I posed by my initial at the Gutenberg Museum in Mainz, Germany, in April 2007.

This will be my Monday column in The Gazette:

 

I can be a little smug when I receive e-mails from conservatives who attribute the decline of newspapers to our supposed liberal leanings.

I understand the shifting media landscape so much better than these people, I tell myself. Aren’t they aware that conservative newspapers such as the Wall Street Journal and Orange County Register are facing the same upheaval?

That smugness reared up in another place last week when I was reading a message from an academic who wanted to know more about the “experiment” we’re undertaking at Gazette Communications. I mulled how to tell the professor this is no experiment. We’re undergoing a no-turning-back transformation here.

Then I read Clay Shirky’s blog post “Newspapers and Thinking the Unthinkable.” I realized I’m just beginning to understand the shifting media landscape. I can see that even a no-turning-back transformation is truly an experiment.

For nearly two years now, my closing shtick at presentations for newspaper industry gatherings has revolved around Johannes Gutenberg, whose development of movable type and a printing press transformed the world in the 15th Century.

I told of visiting the Gutenberg Museum in Mainz, Germany, in 2007. For a journalist in his fourth decade working for newspapers, it was an emotional experience to see the history of printing in its birthplace and to see three ancient, original Gutenberg Bibles. In the same room where the Bibles were displayed, I also saw several older Bibles, beautiful works of art handcrafted by monks in the centuries before Gutenberg.

In closing my presentations about innovation in the news business, I likened those monks to today’s newspaper industry. If the monks’ product was a beautiful handmade book to be passed down through the generations as a treasure, its days were numbered when Gutenberg developed the printing press. But, I added, if their product was a message that they believed in their souls was the word of God, this new technology would help spread that message to countless millions who would never be able to have one of those precious handmade Bibles.

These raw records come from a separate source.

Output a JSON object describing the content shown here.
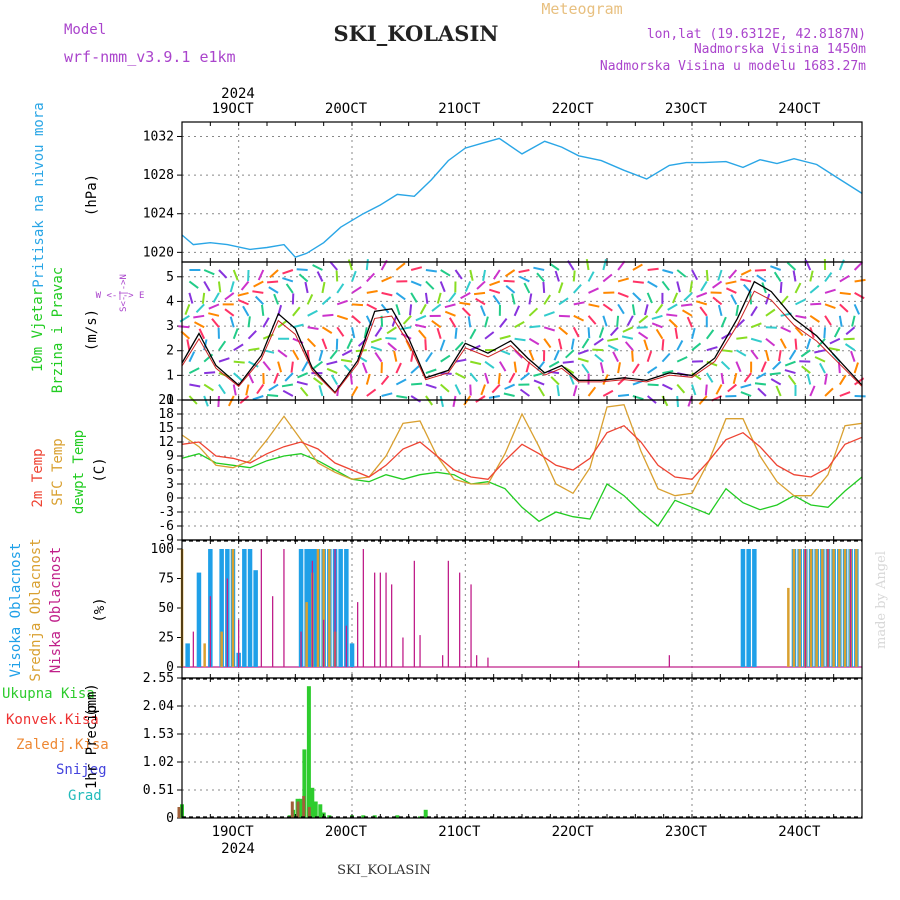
{
  "header": {
    "title": "SKI_KOLASIN",
    "meteogram_label": "Meteogram",
    "model_label": "Model",
    "model_name": "wrf-nmm_v3.9.1 e1km",
    "lonlat": "lon,lat (19.6312E, 42.8187N)",
    "elevation": "Nadmorska Visina 1450m",
    "model_elevation": "Nadmorska Visina u modelu 1683.27m",
    "footer_station": "SKI_KOLASIN",
    "watermark": "made by Angel"
  },
  "colors": {
    "pressure": "#2aa6e6",
    "wind_label": "#22cc22",
    "temp_2m": "#ee4433",
    "temp_sfc": "#d9a030",
    "dewpoint": "#22cc22",
    "cloud_high": "#1fa0e8",
    "cloud_mid": "#d9a030",
    "cloud_low": "#c0208a",
    "precip_total": "#2ecc2e",
    "precip_conv": "#ee3333",
    "precip_frz": "#ee8833",
    "precip_snow": "#4444dd",
    "precip_grad": "#22bbbb",
    "model_purple": "#aa44cc"
  },
  "chart_data": [
    {
      "type": "line",
      "panel": "pressure",
      "ylabel": "Pritisak na nivou mora",
      "unit": "(hPa)",
      "yticks": [
        "1020",
        "1024",
        "1028",
        "1032"
      ],
      "ylim": [
        1019,
        1033.5
      ],
      "x_days": [
        18.5,
        18.6,
        18.75,
        18.9,
        19.1,
        19.25,
        19.4,
        19.5,
        19.6,
        19.75,
        19.9,
        20.1,
        20.25,
        20.4,
        20.55,
        20.7,
        20.85,
        21.0,
        21.15,
        21.3,
        21.5,
        21.7,
        21.85,
        22.0,
        22.2,
        22.4,
        22.6,
        22.8,
        22.95,
        23.1,
        23.3,
        23.45,
        23.6,
        23.75,
        23.9,
        24.1,
        24.3,
        24.5
      ],
      "values": [
        1021.8,
        1020.8,
        1021.0,
        1020.8,
        1020.3,
        1020.5,
        1020.8,
        1019.5,
        1019.9,
        1021.0,
        1022.6,
        1024.0,
        1024.9,
        1026.0,
        1025.8,
        1027.5,
        1029.5,
        1030.8,
        1031.3,
        1031.8,
        1030.2,
        1031.5,
        1030.9,
        1030.0,
        1029.5,
        1028.5,
        1027.6,
        1029.0,
        1029.3,
        1029.3,
        1029.4,
        1028.8,
        1029.6,
        1029.2,
        1029.7,
        1029.1,
        1027.6,
        1026.1
      ]
    },
    {
      "type": "line",
      "panel": "wind",
      "ylabel": "10m Vjetar Brzina i Pravac",
      "unit": "(m/s)",
      "compass_label": "W <-|-> E",
      "compass_vertical": "S<-|->N",
      "yticks": [
        "0",
        "1",
        "2",
        "3",
        "4",
        "5"
      ],
      "ylim": [
        0,
        5.6
      ],
      "x_days": [
        18.5,
        18.65,
        18.8,
        19.0,
        19.2,
        19.35,
        19.5,
        19.65,
        19.85,
        20.05,
        20.2,
        20.35,
        20.5,
        20.65,
        20.85,
        21.0,
        21.2,
        21.4,
        21.55,
        21.7,
        21.85,
        22.0,
        22.2,
        22.4,
        22.6,
        22.8,
        23.0,
        23.2,
        23.4,
        23.55,
        23.7,
        23.9,
        24.1,
        24.3,
        24.5
      ],
      "values": [
        1.5,
        2.7,
        1.4,
        0.6,
        1.8,
        3.5,
        2.9,
        1.3,
        0.3,
        1.6,
        3.6,
        3.7,
        2.5,
        0.9,
        1.2,
        2.3,
        1.9,
        2.4,
        1.7,
        1.1,
        1.4,
        0.8,
        0.8,
        0.9,
        0.8,
        1.1,
        1.0,
        1.7,
        3.3,
        4.8,
        4.4,
        3.3,
        2.6,
        1.6,
        0.6
      ]
    },
    {
      "type": "line",
      "panel": "temperature",
      "ylabel": "2m Temp / SFC Temp / dewpt Temp",
      "unit": "(C)",
      "yticks": [
        "-9",
        "-6",
        "-3",
        "0",
        "3",
        "6",
        "9",
        "12",
        "15",
        "18",
        "21"
      ],
      "ylim": [
        -9,
        21
      ],
      "x_days": [
        18.5,
        18.65,
        18.8,
        18.95,
        19.1,
        19.25,
        19.4,
        19.55,
        19.7,
        19.85,
        20.0,
        20.15,
        20.3,
        20.45,
        20.6,
        20.75,
        20.9,
        21.05,
        21.2,
        21.35,
        21.5,
        21.65,
        21.8,
        21.95,
        22.1,
        22.25,
        22.4,
        22.55,
        22.7,
        22.85,
        23.0,
        23.15,
        23.3,
        23.45,
        23.6,
        23.75,
        23.9,
        24.05,
        24.2,
        24.35,
        24.5
      ],
      "series": [
        {
          "name": "2m Temp",
          "values": [
            11.5,
            12.0,
            9.0,
            8.5,
            7.5,
            9.5,
            11.0,
            12.0,
            10.5,
            7.5,
            6.0,
            4.5,
            7.0,
            10.5,
            12.0,
            9.0,
            6.0,
            4.5,
            4.0,
            8.0,
            11.5,
            9.5,
            7.0,
            6.0,
            8.5,
            14.0,
            15.5,
            12.0,
            7.0,
            4.5,
            4.0,
            8.0,
            12.5,
            14.0,
            11.0,
            7.0,
            5.0,
            4.5,
            6.5,
            11.5,
            13.0
          ]
        },
        {
          "name": "SFC Temp",
          "values": [
            13.5,
            11.0,
            7.0,
            6.5,
            8.0,
            12.5,
            17.5,
            12.5,
            7.5,
            5.5,
            4.0,
            4.5,
            9.0,
            16.0,
            16.5,
            9.0,
            4.0,
            3.0,
            3.0,
            9.5,
            18.0,
            11.0,
            3.0,
            1.0,
            6.5,
            19.5,
            20.0,
            10.0,
            2.0,
            0.5,
            1.0,
            8.0,
            17.0,
            17.0,
            9.0,
            3.5,
            0.5,
            0.5,
            5.0,
            15.5,
            16.0
          ]
        },
        {
          "name": "dewpt Temp",
          "values": [
            8.5,
            9.5,
            7.5,
            7.0,
            6.5,
            8.0,
            9.0,
            9.5,
            8.0,
            6.0,
            4.0,
            3.5,
            5.0,
            4.0,
            5.0,
            5.5,
            5.0,
            3.0,
            3.5,
            2.0,
            -2.0,
            -5.0,
            -3.0,
            -4.0,
            -4.5,
            3.0,
            0.5,
            -3.0,
            -6.0,
            -0.5,
            -2.0,
            -3.5,
            2.0,
            -1.0,
            -2.5,
            -1.5,
            0.5,
            -1.5,
            -2.0,
            1.5,
            4.5
          ]
        }
      ]
    },
    {
      "type": "bar",
      "panel": "clouds",
      "ylabel": "Visoka Oblacnost / Srednja Oblacnost / Niska Oblacnost",
      "unit": "(%)",
      "yticks": [
        "0",
        "25",
        "50",
        "75",
        "100"
      ],
      "ylim": [
        0,
        100
      ],
      "series": [
        {
          "name": "Visoka Oblacnost",
          "x_days": [
            18.55,
            18.65,
            18.75,
            18.85,
            18.9,
            18.95,
            19.0,
            19.05,
            19.1,
            19.15,
            19.55,
            19.6,
            19.62,
            19.65,
            19.68,
            19.7,
            19.75,
            19.8,
            19.85,
            19.9,
            19.95,
            20.0,
            23.45,
            23.5,
            23.55,
            23.9,
            23.95,
            24.0,
            24.05,
            24.1,
            24.15,
            24.2,
            24.25,
            24.3,
            24.35,
            24.4,
            24.45
          ],
          "values": [
            20,
            80,
            100,
            100,
            100,
            100,
            12,
            100,
            100,
            82,
            100,
            100,
            100,
            100,
            100,
            100,
            100,
            100,
            100,
            100,
            100,
            20,
            100,
            100,
            100,
            100,
            100,
            100,
            100,
            100,
            100,
            100,
            100,
            100,
            100,
            100,
            100
          ]
        },
        {
          "name": "Srednja Oblacnost",
          "x_days": [
            18.5,
            18.7,
            18.85,
            18.95,
            19.6,
            19.65,
            19.7,
            19.75,
            19.8,
            19.85,
            23.85,
            23.9,
            23.95,
            24.0,
            24.05,
            24.1,
            24.15,
            24.2,
            24.25,
            24.3,
            24.35,
            24.4,
            24.45
          ],
          "values": [
            100,
            20,
            30,
            100,
            55,
            80,
            100,
            100,
            100,
            30,
            67,
            100,
            100,
            100,
            100,
            100,
            100,
            100,
            100,
            100,
            100,
            100,
            100
          ]
        },
        {
          "name": "Niska Oblacnost",
          "x_days": [
            18.6,
            18.75,
            18.9,
            19.0,
            19.2,
            19.3,
            19.4,
            19.55,
            19.65,
            19.75,
            19.85,
            19.95,
            20.05,
            20.1,
            20.2,
            20.25,
            20.3,
            20.35,
            20.45,
            20.55,
            20.6,
            20.8,
            20.85,
            20.95,
            21.05,
            21.1,
            21.2,
            22.0,
            22.8,
            24.0,
            24.2,
            24.4
          ],
          "values": [
            30,
            60,
            75,
            40,
            100,
            60,
            100,
            30,
            90,
            40,
            100,
            35,
            55,
            100,
            80,
            80,
            80,
            70,
            25,
            90,
            27,
            10,
            90,
            80,
            70,
            10,
            8,
            5,
            10,
            100,
            100,
            100
          ]
        }
      ]
    },
    {
      "type": "bar",
      "panel": "precipitation",
      "ylabel": "1hr Precip",
      "unit": "(mm)",
      "yticks": [
        "0",
        "0.51",
        "1.02",
        "1.53",
        "2.04",
        "2.55"
      ],
      "ylim": [
        0,
        2.55
      ],
      "legend": [
        "Ukupna Kisa",
        "Konvek.Kisa",
        "Zaledj.Kisa",
        "Snijeg",
        "Grad"
      ],
      "series": [
        {
          "name": "Ukupna Kisa",
          "x_days": [
            18.5,
            19.45,
            19.48,
            19.52,
            19.55,
            19.58,
            19.62,
            19.65,
            19.68,
            19.72,
            19.75,
            19.8,
            20.0,
            20.1,
            20.2,
            20.4,
            20.6,
            20.65
          ],
          "values": [
            0.25,
            0.05,
            0.15,
            0.35,
            0.35,
            1.25,
            2.4,
            0.55,
            0.3,
            0.25,
            0.1,
            0.05,
            0.05,
            0.05,
            0.05,
            0.05,
            0.03,
            0.15
          ]
        },
        {
          "name": "Konvek.Kisa",
          "x_days": [
            18.5,
            19.5,
            19.55,
            19.6,
            19.65
          ],
          "values": [
            0.2,
            0.3,
            0.3,
            0.4,
            0.2
          ]
        }
      ]
    }
  ],
  "x_axis": {
    "top_year": "2024",
    "bottom_year": "2024",
    "day_labels": [
      "19OCT",
      "20OCT",
      "21OCT",
      "22OCT",
      "23OCT",
      "24OCT"
    ]
  }
}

Similarly, I said, our product today is not ink on paper, delivered to your home daily with an account of yesterday’s news. We’re pleased that so many people count on their newspaper and we certainly have been hearing from them the past week after we made some changes to The Gazette. But that newspaper you love or hate is just a delivery system, not the actual product. Our true product is news, information, meaning, context, connection to the community and connection to the marketplace. If we can use today’s revolutionary technology to advance that product and deliver it in different ways to new audiences, we can thrive in this revolution the way the Bible thrived in the printing revolution.

It’s a good shtick and I deliver it with a fervor that would make my preaching parents proud. But when I read Shirky, I realized I didn’t fully understand the Gutenberg revolution and its meaning for today’s newspaper industry.

Citing Elizabeth Eisenstein‘s book The Printing Press as an Agent of Change (I’ve already ordered it and may write more about it in the future), Shirky cited lessons from the Gutenberg revolution that snuck right past me: “That is what real revolutions are like. The old stuff gets broken faster than the new stuff is put in its place. The importance of any given experiment isn’t apparent at the moment it appears; big changes stall, small changes spread. Even the revolutionaries can’t predict what will happen.”

Shirky couldn’t predict, and neither can I, where this revolution will lead: “No one experiment is going to replace what we are now losing with the demise of news on paper, but over time, the collection of new experiments that do work might give us the reporting we need.”

After reading Shirky, I had to admit that we are experimenting, even if we aren’t turning back. The Gazette Co. remains by far Eastern Iowa’s leading news source. We need to experiment now from this strong base, even if the local and national economy and the newspaper industry are in turmoil.

We face an opportunity as profound as Gutenberg’s. We need to be bold enough and visionary enough to seize that opportunity and contribute to this revolution.